The Severed Man |
Telos Publishing Echoes |
Author | Iain McLaughlin and Claire Bartlett |
Published | 2005 |
ISBN |
1-903889-45-6 (paperback) 1-903889-46-4 (deluxe hardback) |
Featuring | Honore Lechasseur and Emily Blandish |
Synopsis: |
A Review by Finn Clark 3/8/05
A particularly good one. I'm not wild about its characterisation of Emily and Honore, but otherwise a strong story with emotional weight that's built around its characters.
I'll start with that minor grumble. Emily and Honore bicker too much. They're reminiscent of all those private investigator teams we've seen before in films and books or on TV... a little sarcastic, a little snappish. Witty repartee, of course. That's not Honore and Emily. Personally I see them as more comfortable together than that. I don't notice them wasting energy trying to score points off each other, but instead they get on with the job at hand.

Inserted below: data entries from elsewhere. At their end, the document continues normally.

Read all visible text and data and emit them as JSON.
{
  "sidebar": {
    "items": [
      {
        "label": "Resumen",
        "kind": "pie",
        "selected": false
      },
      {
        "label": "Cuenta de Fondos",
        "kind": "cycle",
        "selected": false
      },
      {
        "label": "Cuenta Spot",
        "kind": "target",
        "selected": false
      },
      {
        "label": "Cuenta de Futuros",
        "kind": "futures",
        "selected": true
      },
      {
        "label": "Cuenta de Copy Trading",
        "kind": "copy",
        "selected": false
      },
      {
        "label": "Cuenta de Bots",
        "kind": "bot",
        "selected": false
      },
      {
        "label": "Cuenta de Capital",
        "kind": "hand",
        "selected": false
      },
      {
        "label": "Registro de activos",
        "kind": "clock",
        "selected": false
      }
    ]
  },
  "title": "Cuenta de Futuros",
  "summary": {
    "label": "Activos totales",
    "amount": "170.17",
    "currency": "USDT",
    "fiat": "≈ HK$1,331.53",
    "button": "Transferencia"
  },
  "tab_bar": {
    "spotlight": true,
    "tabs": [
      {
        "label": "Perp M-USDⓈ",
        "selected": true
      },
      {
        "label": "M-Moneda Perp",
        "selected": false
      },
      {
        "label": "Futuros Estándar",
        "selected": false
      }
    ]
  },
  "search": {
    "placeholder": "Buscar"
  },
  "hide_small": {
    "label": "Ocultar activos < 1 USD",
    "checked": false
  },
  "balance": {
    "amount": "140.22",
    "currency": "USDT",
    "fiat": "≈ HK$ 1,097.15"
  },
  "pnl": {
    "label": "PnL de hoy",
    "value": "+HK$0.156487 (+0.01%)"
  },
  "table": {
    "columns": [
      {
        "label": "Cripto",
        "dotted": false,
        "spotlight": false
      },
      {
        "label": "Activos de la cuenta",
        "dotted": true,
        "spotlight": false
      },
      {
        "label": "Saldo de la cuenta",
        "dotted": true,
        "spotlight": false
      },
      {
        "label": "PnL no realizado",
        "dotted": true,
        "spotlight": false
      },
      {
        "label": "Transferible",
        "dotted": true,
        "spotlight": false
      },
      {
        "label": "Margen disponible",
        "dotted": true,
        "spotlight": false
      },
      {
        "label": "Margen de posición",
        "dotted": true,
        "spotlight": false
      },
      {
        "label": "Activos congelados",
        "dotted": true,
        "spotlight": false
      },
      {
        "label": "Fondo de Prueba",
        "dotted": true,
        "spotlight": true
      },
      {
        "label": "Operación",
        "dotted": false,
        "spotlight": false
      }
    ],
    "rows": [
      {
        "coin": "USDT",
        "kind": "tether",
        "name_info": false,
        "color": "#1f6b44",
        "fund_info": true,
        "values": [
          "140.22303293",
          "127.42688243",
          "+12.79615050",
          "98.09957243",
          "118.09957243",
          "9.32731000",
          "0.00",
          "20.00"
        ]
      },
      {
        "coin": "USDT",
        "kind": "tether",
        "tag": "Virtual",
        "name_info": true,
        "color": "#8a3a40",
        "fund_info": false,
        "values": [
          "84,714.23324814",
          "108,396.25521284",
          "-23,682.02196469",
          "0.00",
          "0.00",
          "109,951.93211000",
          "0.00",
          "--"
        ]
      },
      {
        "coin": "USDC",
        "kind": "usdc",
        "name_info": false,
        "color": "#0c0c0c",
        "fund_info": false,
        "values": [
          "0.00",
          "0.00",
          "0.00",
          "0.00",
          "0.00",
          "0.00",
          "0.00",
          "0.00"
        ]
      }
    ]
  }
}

Echoes also continues (and concludes) the story from The Severed Man. I've quite enjoyed it here as an experiment, but I'd have soon got grumpy had Telos's novellas all started cliffhangering into each other. It's the best kind of continuation... it adds to the book if you've read its prequel, but it doesn't feel like The Severed Man Part Two and you can read and enjoy it on its own.
There are different timezones, though not quite in the usual fashion. We learn personal histories from different eras, the most startling feature of which is someone so much like Henry VIII that I wondered if the authors were trying to make some sort of point. He has the same physical description, the same force of personality and similar, er, marital drives, although the real Henry wasn't evil like this. In the end I don't think any such parallels were intended, but that was a little disconcerting.
The prose is okay rather than stunning, but I liked (and was fond of... which isn't the same thing) the characters and the authors' use of them. There are painful secrets and revelations. Difficult decisions must be made. This isn't the best Time Hunter novella yet, but I felt it had the strongest ending. Iain McLaughlin also wrote Blood and Hope, the 5th Doctor Telos novella set in the American Civil War which I similarly liked for its emotional strength. I've never read anything by Claire Bartlett before (apparently "short stories and two scripts for a Doctor Who spin-off audio range") but based on this I'd be happy to see more from both of them.
A common fault of much literary Who is that it can drift too far away from character drama, erring in the guns-and-spaceships direction that Russell T. Davis said he deliberately avoided with the new TV series. One can sometimes want for warmth of character, or people about whom one wants to keep reading. If we had more books like Time Hunter: Echoes, I'd be happy.